Former Microsoft engineers, including Bingers, launch Highspot to tackle enterprise search using machine learning.
A team of former Microsoft execs and engineers have launched Highspot
, a startup with a new cloud knowledge management
service that helps organizations capture, share, and cultivate their most valuable working knowledge via machine learning
Highspot’s chief scientist, Paul Viola, ran the core data science team for Microsoft’s Bing
search engine and helped it to pull even with Google in many measurements of search relevance during his tenure. Viola described himself to eWEEK
as a "machine learning geek."
In a blog post
about the company’s launch, Highspot's CEO Robert Wahbe, who was corporate vice president of product management for the Server and Tools Division at Microsoft, said the inspiration for Highspot came from its founders' collective frustration that their previous organizations had the potential to be much more effective if they "only knew what they knew."
"We spent a ton of time and money producing content, and what came clear to me was that people are not able to find the content they are looking for when they need it," Wahbe told eWEEK
. Wahbe cited a Forrester study that says there is a knowledge gap where the failure rate for not finding the information users are looking for is 56 percent, while the process of looking for the information wastes up to 12 percent of users' time.
According to Wahbe, "The information existed to make the organizations smarter, but it simply wasn't available to the people who needed it, when they needed it. Some of this vital working knowledge was formal, such as documents and presentations about a new product launch, while other was more informal such as the fruits of hard-won experience. But regardless of whether formal or informal, most organizations really struggle to capture, share, and cultivate the collective working knowledge of the organization."
He said this is particularly true for frontier functions like engineering, marketing, and sales that operate at the edge of institutional knowledge. "They have an insatiable demand for the latest and greatest information to win the next deal, fend off competitors, captivate customers and inspire innovation," he said. "As often as not, the information they need to win the day exists, it just isn't available when it matters."

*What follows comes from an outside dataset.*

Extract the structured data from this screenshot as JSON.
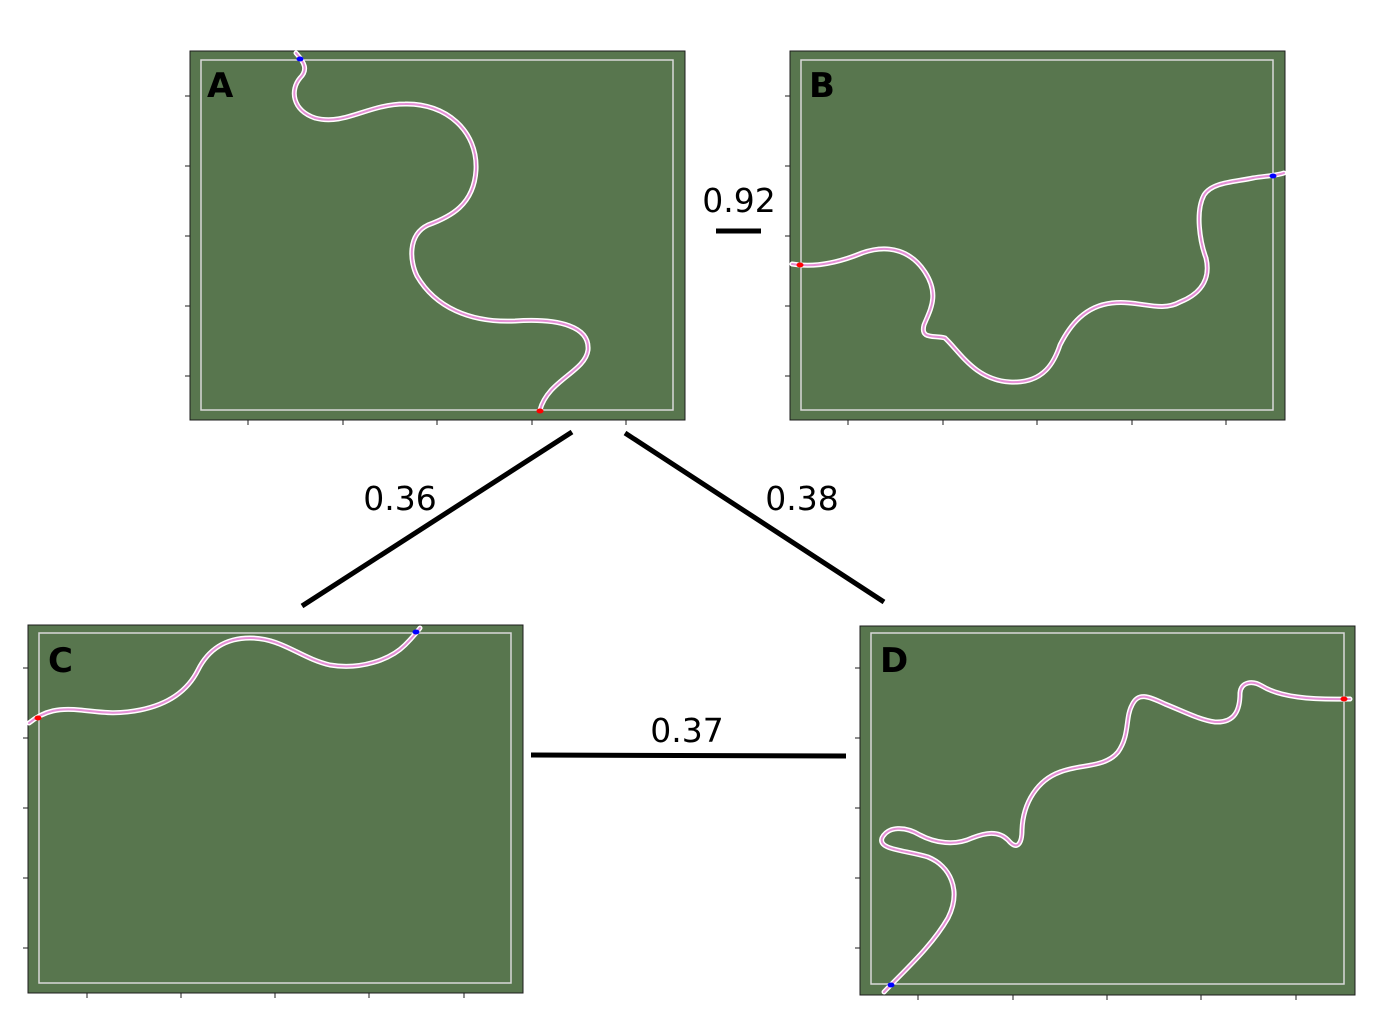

Wahbe said Highspot is following the lead of existing Internet solutions like Google, Amazon and Pinterest. "They all use similar pioneer techniques to connect people with information–they use machine learning," he said. "Compare those Internet solutions to existing enterprise search solutions for business. They don't use machine learning, they use tags. However, tags get less and less correct and less and less relevant over time."
The Highspot approach to enterprise search is based on four pillars: to leverage approachable consumer user experiences, to build a comprehensive knowledge graph, to increase relevance through machine learning, and to deliver it all as a modern cloud service.

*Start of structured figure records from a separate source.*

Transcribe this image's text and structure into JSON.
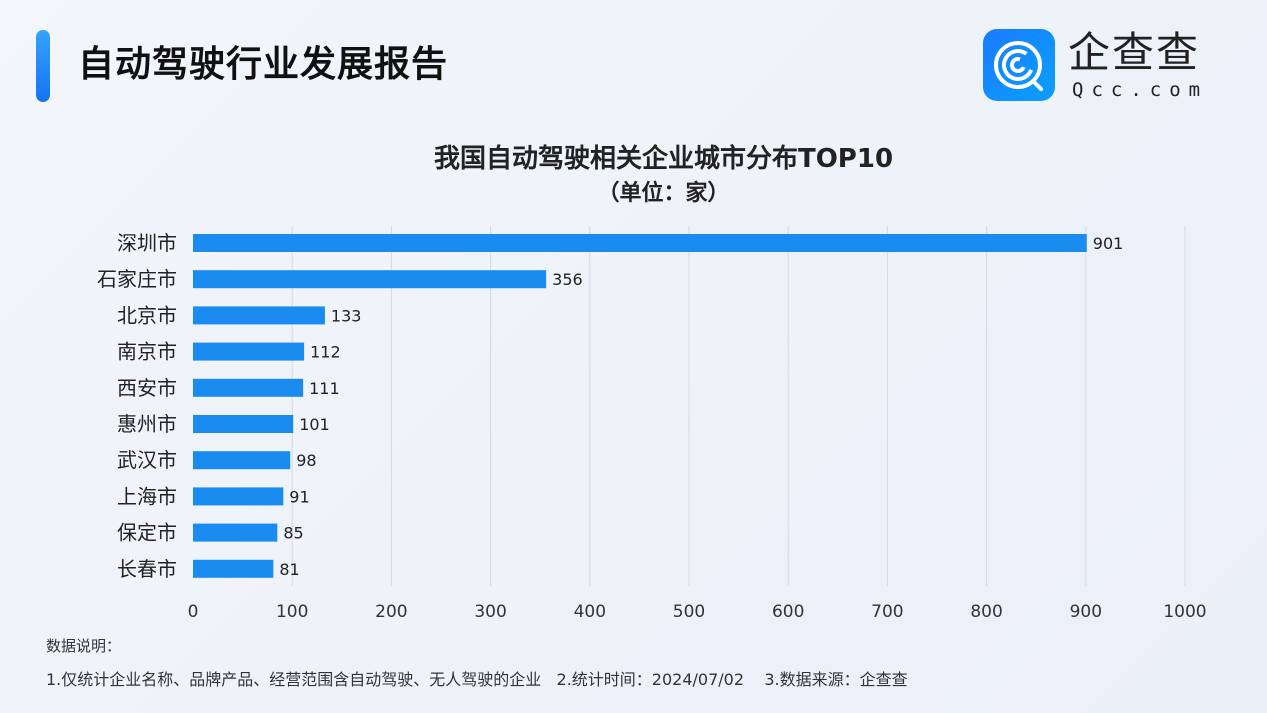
{
  "header": {
    "title": "自动驾驶行业发展报告"
  },
  "logo": {
    "cn": "企查查",
    "en": "Qcc.com"
  },
  "chart_data": {
    "type": "bar",
    "orientation": "horizontal",
    "title": "我国自动驾驶相关企业城市分布TOP10",
    "subtitle": "（单位：家）",
    "categories": [
      "深圳市",
      "石家庄市",
      "北京市",
      "南京市",
      "西安市",
      "惠州市",
      "武汉市",
      "上海市",
      "保定市",
      "长春市"
    ],
    "values": [
      901,
      356,
      133,
      112,
      111,
      101,
      98,
      91,
      85,
      81
    ],
    "xlim": [
      0,
      1000
    ],
    "xticks": [
      0,
      100,
      200,
      300,
      400,
      500,
      600,
      700,
      800,
      900,
      1000
    ],
    "grid": true,
    "bar_color": "#1a8cf0",
    "data_labels": true
  },
  "notes": {
    "title": "数据说明：",
    "text": "1.仅统计企业名称、品牌产品、经营范围含自动驾驶、无人驾驶的企业   2.统计时间：2024/07/02    3.数据来源：企查查"
  }
}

"To effectively 'know what you know,' Highspot must cast the broadest possible net for information, and gracefully incorporate content wherever it is created, whatever its type, and wherever it is consumed," Wahbe said in his post. "We are committed to integrate with information wherever it resides, including widely used platforms such as Office 365, Google Apps, Box, Dropbox, and Salesforce as well as information types as diverse as documents, presentations, spreadsheets, images, videos, audio, news feeds and news alerts."

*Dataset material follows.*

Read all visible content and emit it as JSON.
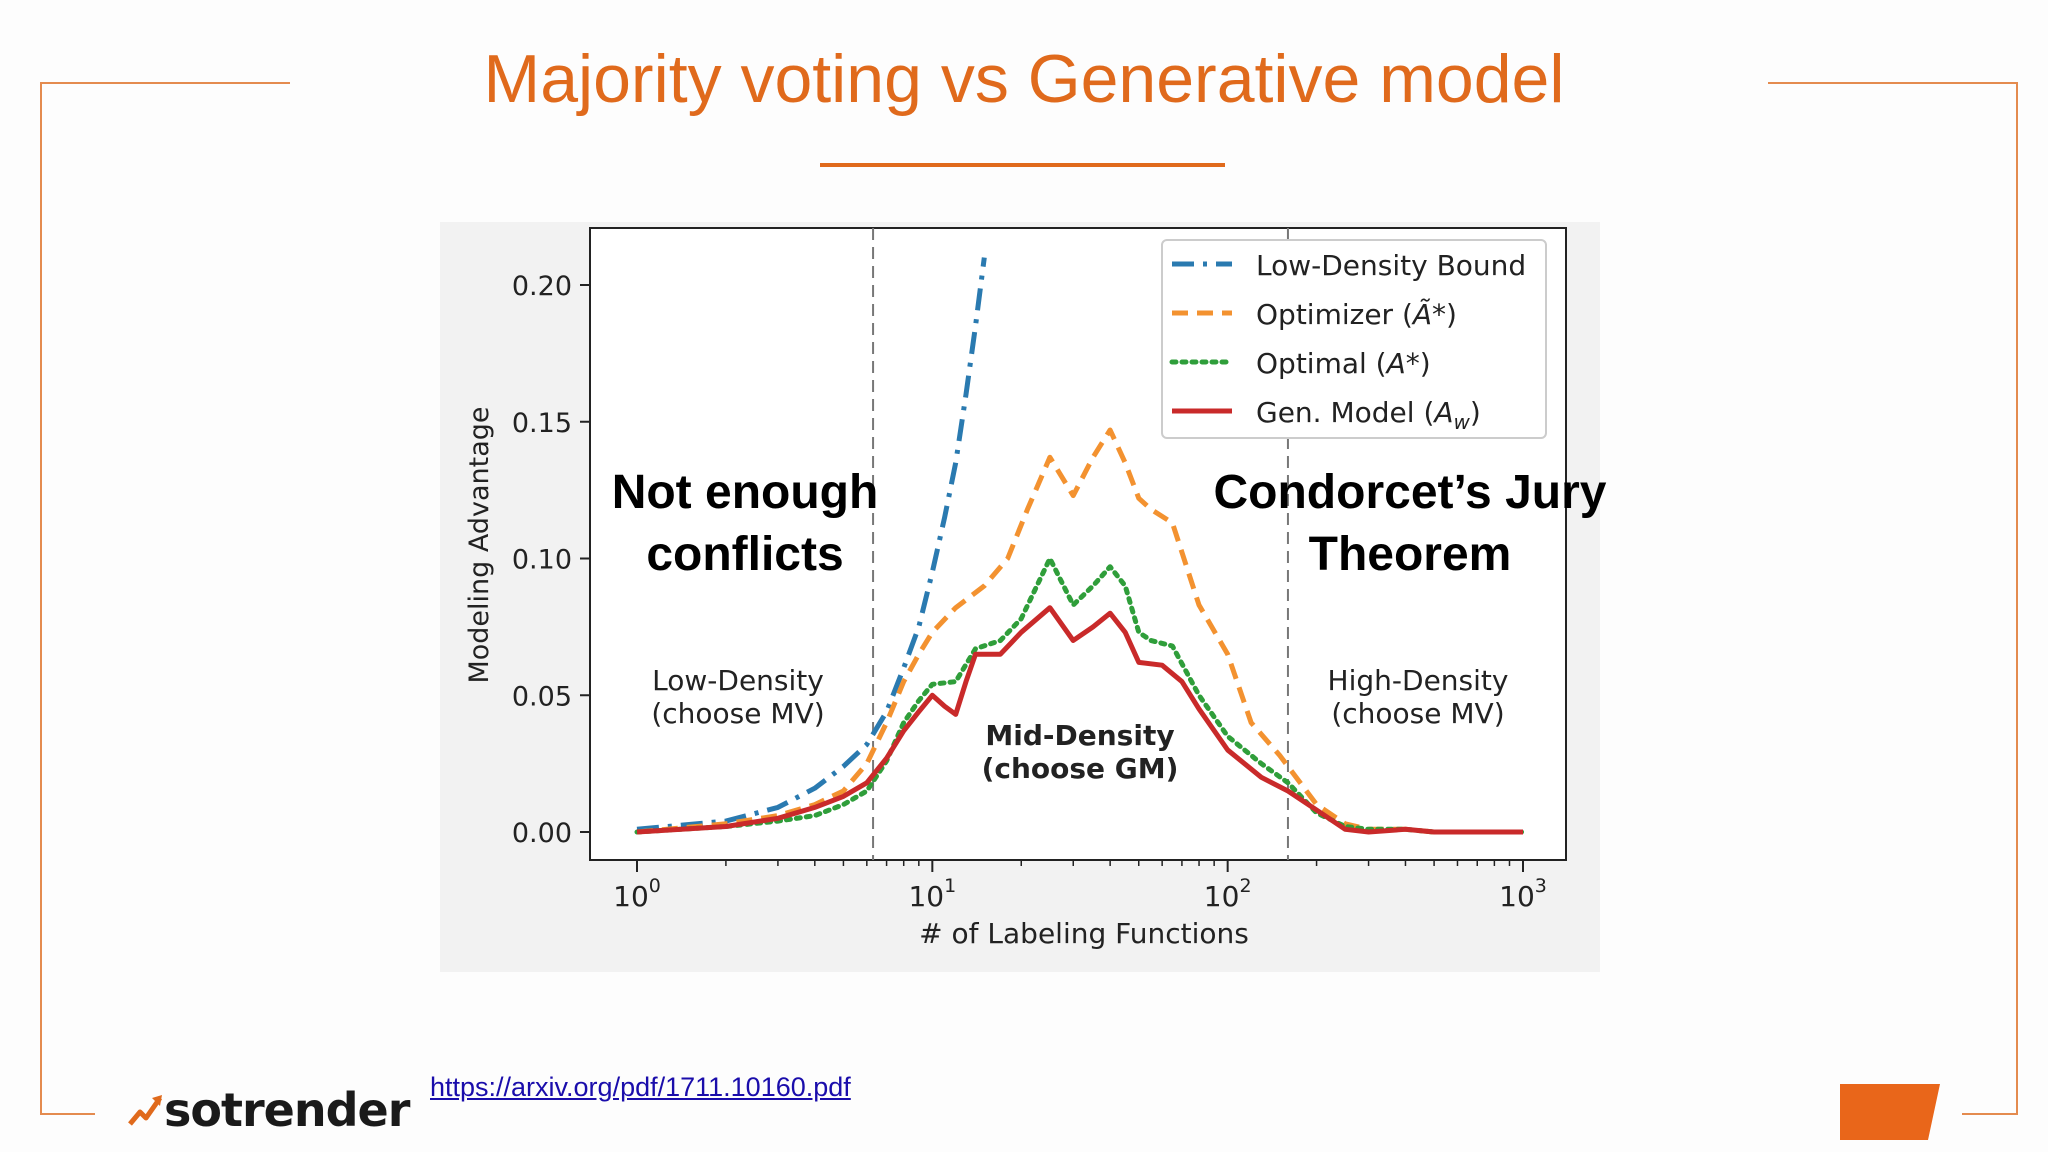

Highspot leverages familiar consumer Web experiences and it increases relevance through advanced machine learning. The machine learning platform delivers highly relevant results that get even more relevant over time, Wahbe said.
With machine learning, as people use Highspot the knowledge graph
gets smarter. Highspot enables users to organize information in "Spots," which are collections of related content. "Spots are the main ways we organize knowledge," Wahbe said.
The Highspot knowledge graph represents all people and all items in an organization and all the relationships between them. The knowledge graph factors in observed facts such as geography, views, likes and follows, as well as learned facts such as influence, similarity, trending and interest, Viola said.
"I try to put things in front of you that will be of value to you," he noted.